Schwäbische Zeitung (Ravensburg / Weingarten)
Neuer Versuch gegen die Spezialverteidiger
Die TTF Liebherr Ochsenhausen treffen im Halbfinale gegen Fulda auf unangenehme Gegner: Tischtennis-Abwehrspieler
OCHSENHAUSEN (zak) - Vier Jahre waren sie nicht mehr im Endspiel in Frankfurt, doch die junge Rasselbande der TTF Liebherr Ochsenhausen bekommt es ab Sonntag (15 Uhr/Liebherr-Halle) im Bundesliga-Halbfinale mit Gegnern zu tun, die Tischtennisspieler so gerne mögen wie Rückenschmerzen – zwei Abwehrspielern. In Ruwen Filus, dem einstigen Ochsenhausener, und Wang Xi, dem inzwischen eingebürgterten Chinesen, hat der TTC Fulda gleich zwei dieser raren Spezies in seinen Reihen, die im Tischtennis heutzutage so selten sind wie Serve-and-volley-Spieler im Tennis. Wozu das führen kann, haben die TTF in der Vorrunde gesehen – zu zwei epischen, vierstündigen Grabenkämpfen, an deren Ende sie jeweils mit 2:3 verloren.
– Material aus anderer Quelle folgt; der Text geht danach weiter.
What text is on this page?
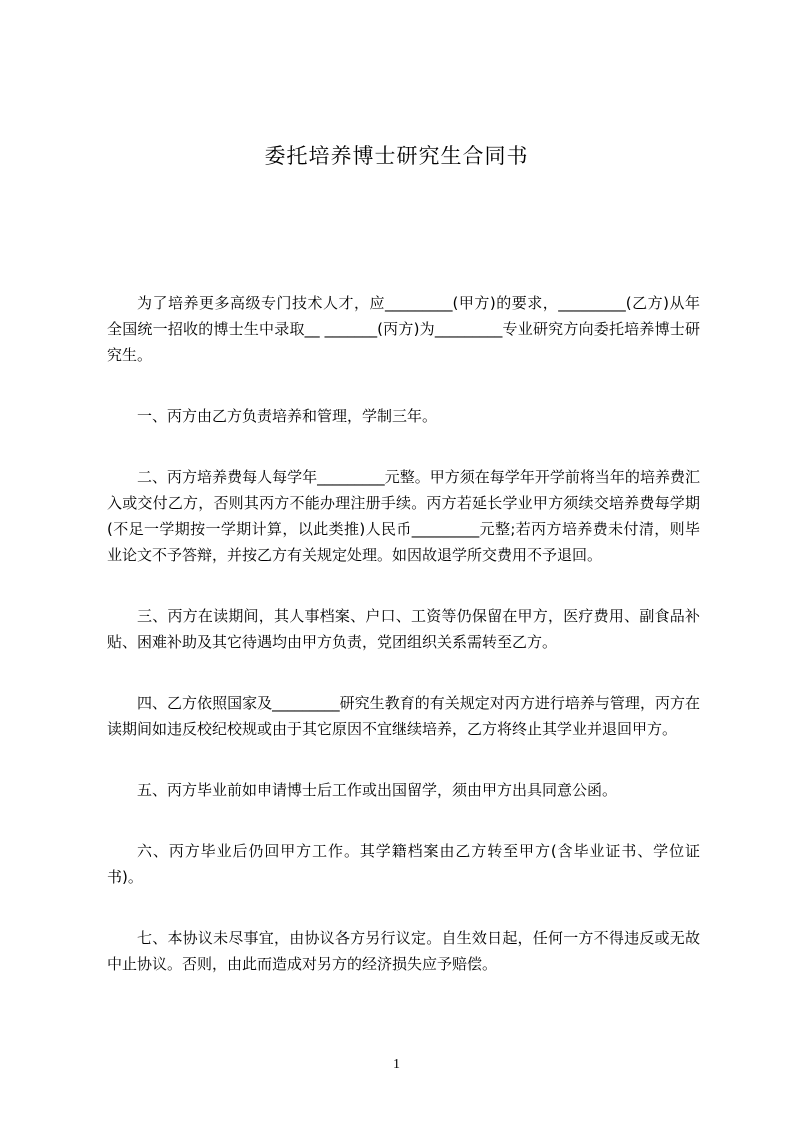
委托培养博士研究生合同书

为了培养更多高级专门技术人才，应_________(甲方)的要求，_________(乙方)从年全国统一招收的博士生中录取__ _______(丙方)为_________专业研究方向委托培养博士研究生。

一、丙方由乙方负责培养和管理，学制三年。

二、丙方培养费每人每学年_________元整。甲方须在每学年开学前将当年的培养费汇入或交付乙方，否则其丙方不能办理注册手续。丙方若延长学业甲方须续交培养费每学期(不足一学期按一学期计算，以此类推)人民币_________元整;若丙方培养费未付清，则毕业论文不予答辩，并按乙方有关规定处理。如因故退学所交费用不予退回。

三、丙方在读期间，其人事档案、户口、工资等仍保留在甲方，医疗费用、副食品补贴、困难补助及其它待遇均由甲方负责，党团组织关系需转至乙方。

四、乙方依照国家及_________研究生教育的有关规定对丙方进行培养与管理，丙方在读期间如违反校纪校规或由于其它原因不宜继续培养，乙方将终止其学业并退回甲方。

五、丙方毕业前如申请博士后工作或出国留学，须由甲方出具同意公函。

六、丙方毕业后仍回甲方工作。其学籍档案由乙方转至甲方(含毕业证书、学位证书)。

七、本协议未尽事宜，由协议各方另行议定。自生效日起，任何一方不得违反或无故中止协议。否则，由此而造成对另方的经济损失应予赔偿。

1
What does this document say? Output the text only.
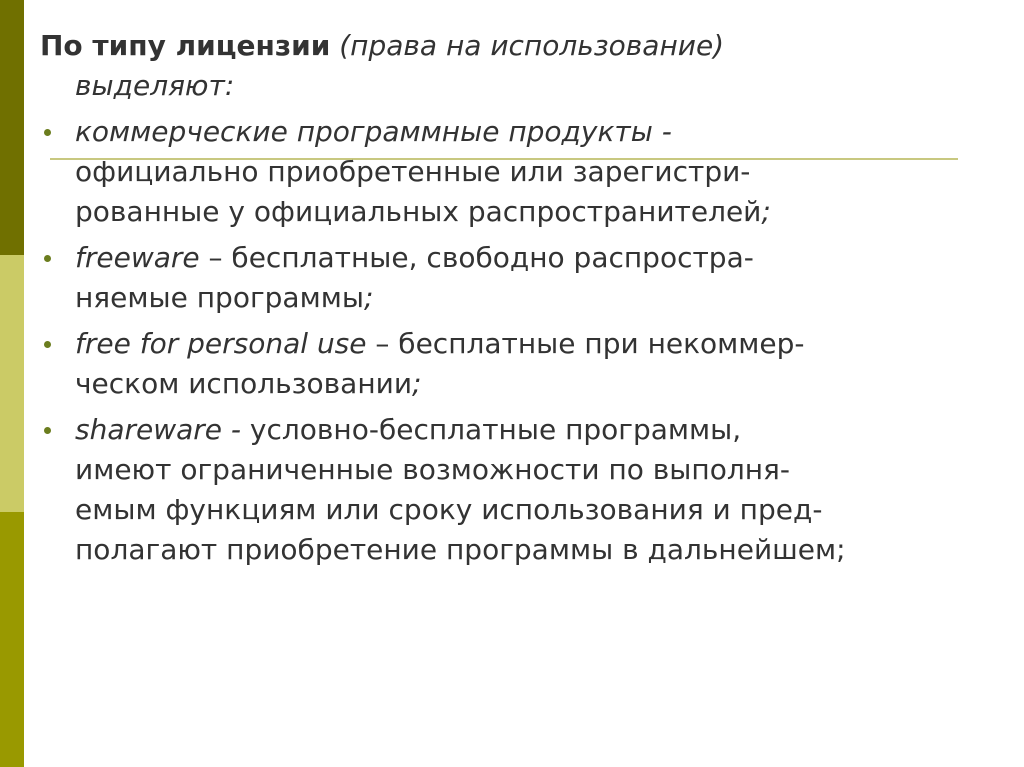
По типу лицензии (права на использование)
выделяют:

коммерческие программные продукты -
официально приобретенные или зарегистри-
рованные у официальных распространителей;
freeware – бесплатные, свободно распростра-
няемые программы;
free for personal use – бесплатные при некоммер-
ческом использовании;
shareware - условно-бесплатные программы,
имеют ограниченные возможности по выполня-
емым функциям или сроку использования и пред-
полагают приобретение программы в дальнейшем;
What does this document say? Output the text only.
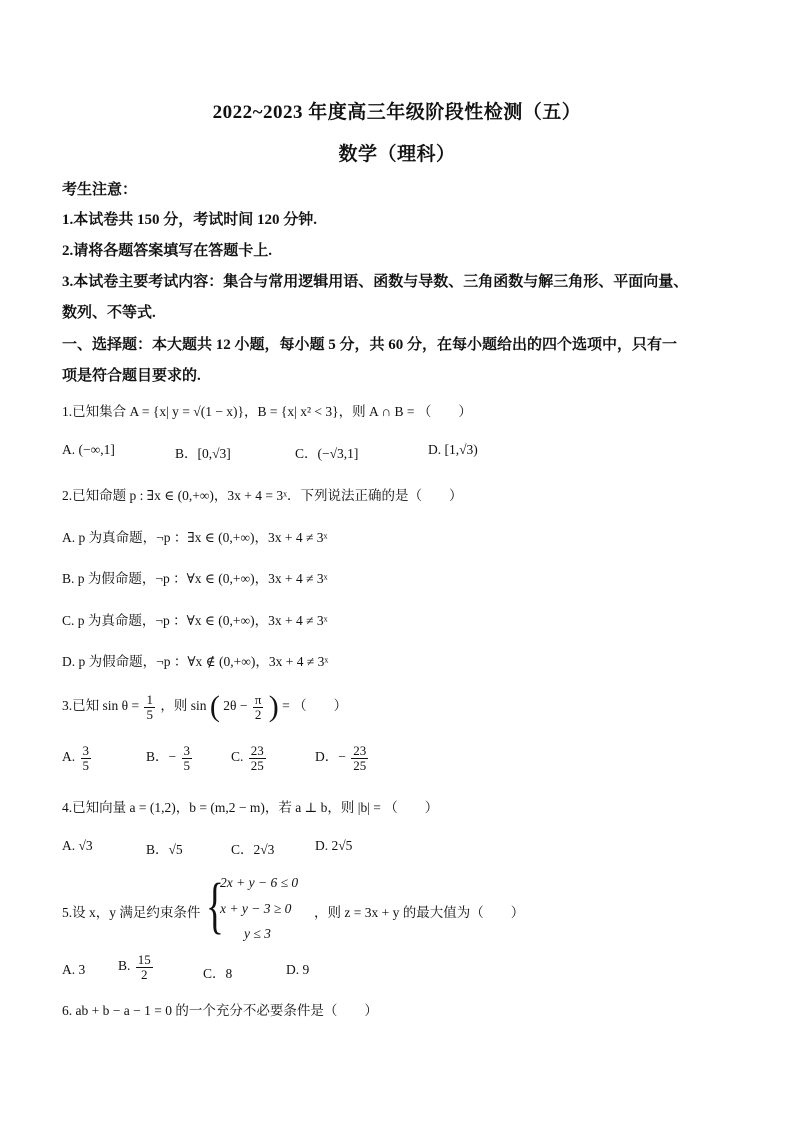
2022~2023 年度高三年级阶段性检测（五）
数学（理科）
考生注意：
1.本试卷共 150 分，考试时间 120 分钟.
2.请将各题答案填写在答题卡上.
3.本试卷主要考试内容：集合与常用逻辑用语、函数与导数、三角函数与解三角形、平面向量、
数列、不等式.
一、选择题：本大题共 12 小题，每小题 5 分，共 60 分，在每小题给出的四个选项中，只有一
项是符合题目要求的.
1.已知集合 A = {x| y = √(1 − x)}，B = {x| x² < 3}，则 A ∩ B = （　　）
A. (−∞,1]	B．[0,√3]	C．(−√3,1]	D. [1,√3)
2.已知命题 p : ∃x ∈ (0,+∞)，3x + 4 = 3ˣ．下列说法正确的是（　　）
A. p 为真命题，¬p ：∃x ∈ (0,+∞)，3x + 4 ≠ 3ˣ
B. p 为假命题，¬p ：∀x ∈ (0,+∞)，3x + 4 ≠ 3ˣ
C. p 为真命题，¬p ：∀x ∈ (0,+∞)，3x + 4 ≠ 3ˣ
D. p 为假命题，¬p ：∀x ∉ (0,+∞)，3x + 4 ≠ 3ˣ
3.已知 $\sin \theta = \frac{1}{5}$ ，则 sin ( $2\theta - \frac{\pi}{2}$ ) = （　　）
A. $\frac{3}{5}$	B．− $\frac{3}{5}$	C. $\frac{23}{25}$	D．− $\frac{23}{25}$
4.已知向量 a = (1,2)，b = (m,2 − m)，若 a ⊥ b，则 |b| = （　　）
A. √3	B．√5	C．2√3	D. 2√5
5.设 x，y 满足约束条件 {
2x + y − 6 ≤ 0
x + y − 3 ≥ 0
y ≤ 3
，则 z = 3x + y 的最大值为（　　）
A. 3 B. $\frac{15}{2}$	C．8	D. 9
6. ab + b − a − 1 = 0 的一个充分不必要条件是（　　）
Das wiederum hatte vorwiegend mit Filus zu tun – der 29Jährige gewann all seine vier Partien.
Pünktlich zur WM im eigenen Land Anfang Juni in Düsseldorf scheint Filus in der Form seines Lebens zu sein. Der gebürtige Bückeburger, der 2003 Schüler-Europameister war und 2010 für ein Jahr (als letzter deutscher Nationalspieler) in Ochsenhausen spielte, dort aber kaum zum Einsatz kam, hat sich Jahr für Jahr in der Liga gesteigert und sein Spielsystem verfeinert. Allrounder wie er brauchen Zeit, ihre Kunst zu veredeln, Filus hat sie sich genommen. Bei 13:7 Siegen steht seine Bilanz in der Liga, als Nr. 34 der Welt ist er inzwischen drittbester deutscher Tischtennisspieler. Auch von Rückschlägen ließ sich Filus nie kleinkriegen, egal ob es eine verpasste WM oder ein Olympia-Aus war. Und der Schicksalsschlag, der ihn und seine Frau vor drei Jahren ereilte, hat ihn offenbar noch bewusster und zielstrebiger gemacht. Tochter Marie bekam bei der Geburt zu wenig Sauerstoff, musste lange reanimiert werden und lag im künstlichen Koma. Die Kleine ist körperlich und geistig schwerstbehindert, aber Filus hat den Kampf angenommen. „Wir werden unserer Tochter alle denkbaren Therapien ermöglichen, um ihr ein so selbstbestimmtes Leben wie möglich zu bieten“, sagt Filus, der derzeit Geld sammelt für Maries Delfintherapie in der Karibik.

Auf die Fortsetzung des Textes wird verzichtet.